5. Evaluation Protocols
5.1 Quantitative Metrics
A range of established and benchmark-specific metrics are standardized and applied:
| Benchmark | Task Example | Metric(s) |
|---|---|---|
| (Li et al., 2023) | Region/scene QA, planning | BLEU, ROUGE-L, METEOR, CIDEr, Acc@mIoU |
| (Sviridov et al., 26 Mar 2025) | Diagnosis, clinical dialogue | Macro-averaged F1, Precision, Recall, Cohen’s |
| (Zhang et al., 2024) | Whole-body motion planning | SR, goal distance, collision/self-collision, smoothness |
| (Zhou et al., 21 Nov 2025) | Multimodal tool use | Recall, Precision, ArgSim, StepCoh, MergePur, OrdCons, LLM-ensemble scoring |
Metrics are tightly coupled to task formalization, e.g., semantic fidelity, workflow structure, and multi-modal alignment for tool benchmarks; trajectory feasibility and constraint satisfaction for robotic/rearrangement tasks; and rubric-driven dialogue for medical settings.

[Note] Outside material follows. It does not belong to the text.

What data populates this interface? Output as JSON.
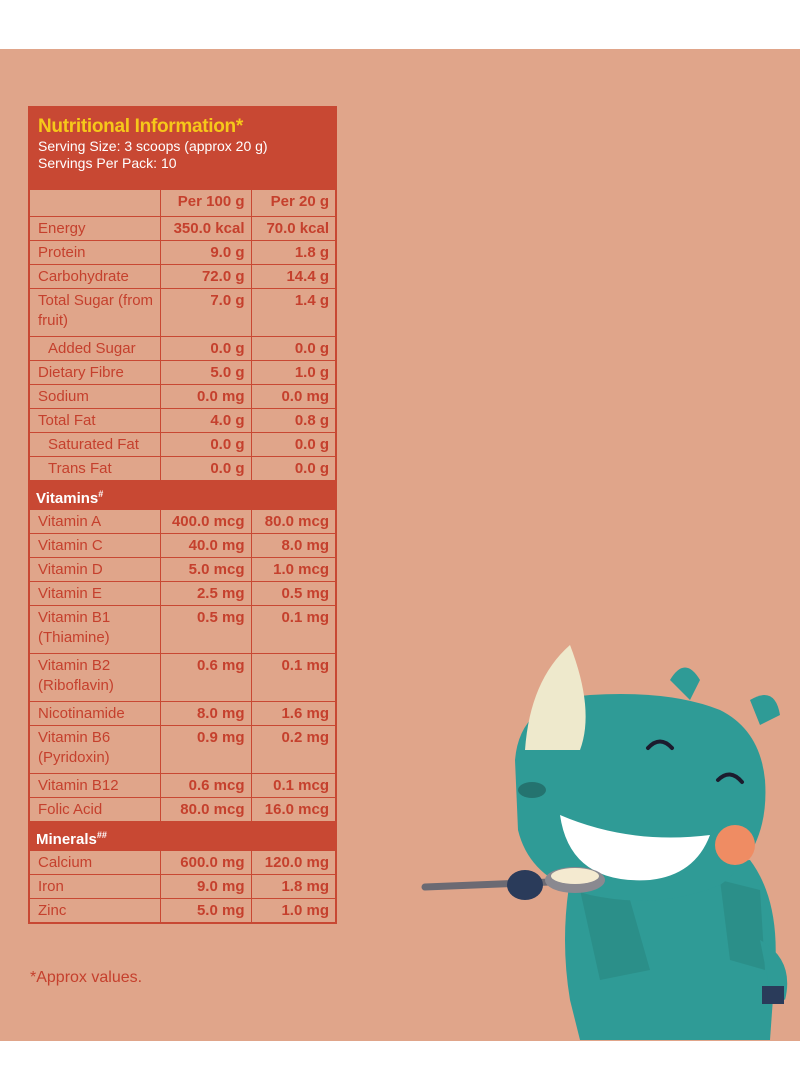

6. Open Challenges and Future Directions
Identified open challenges include:
- Developing richer fusion architectures for fine-grained 3D perception and spatially localized language grounding (Li et al., 2023).
- Closing the gap in clinical diagnostic planning and rationale generation in multi-agent telemedicine dialogue, possibly via model-based or hybrid approaches (Sviridov et al., 26 Mar 2025).
- Advancing hierarchical and sampling-based planners to improve coordinated manipulation under physical constraints, surpassing the brittle performance of current end-to-end and hybrid VKC+affordance solutions (Zhang et al., 2024).
- Achieving robust, auditably consistent multi-hop and multi-threaded multimodal tool-use by integrating schema-centric planning, tool-graph reasoning, and dynamic prompt schema discovery (Zhou et al., 21 Nov 2025).
Suggested future extensions include:
- End-to-end fine-tuning of all model components (rather than only lightweight projectors) in 3D instruction-following (Li et al., 2023).
- Incorporating temporal, semantic, and multi-agent coordination data for embodied and robotics tasks.
- Extending tool-use benchmarks beyond current MCP schema to encompass dynamic, open-vocabulary toolchains and real-world physical agents.
A plausible implication is that enhanced modality fusion, explicit reasoning over domain constraints, and cross-task/generalization-aware training protocols collectively represent the main frontiers to be addressed.
7. Public Resources and Reproducibility
All principal M3DBench benchmarks provide open-source data, baseline models, and evaluation scripts. Code and dataset links are as follows:
- 3D Multimodal instruction-following: https://github.com/OpenM3D/M3DBench (Li et al., 2023)
- Medical multi-agent dialogue: https://github.com/univanxx/3mdbench (Sviridov et al., 26 Mar 2025)
- Whole-body mobile manipulation: See referenced supplementary materials (Zhang et al., 2024)
- Multi-modal tool-use agent benchmark: https://github.com/EtaYang10th/Open-M3-Bench (Zhou et al., 21 Nov 2025)
Each repository includes model weights, annotation protocols, quantitative evaluation templates, and sample reproduction commands. This ensures full auditability, metric provenance, and baseline reproducibility for all tasks.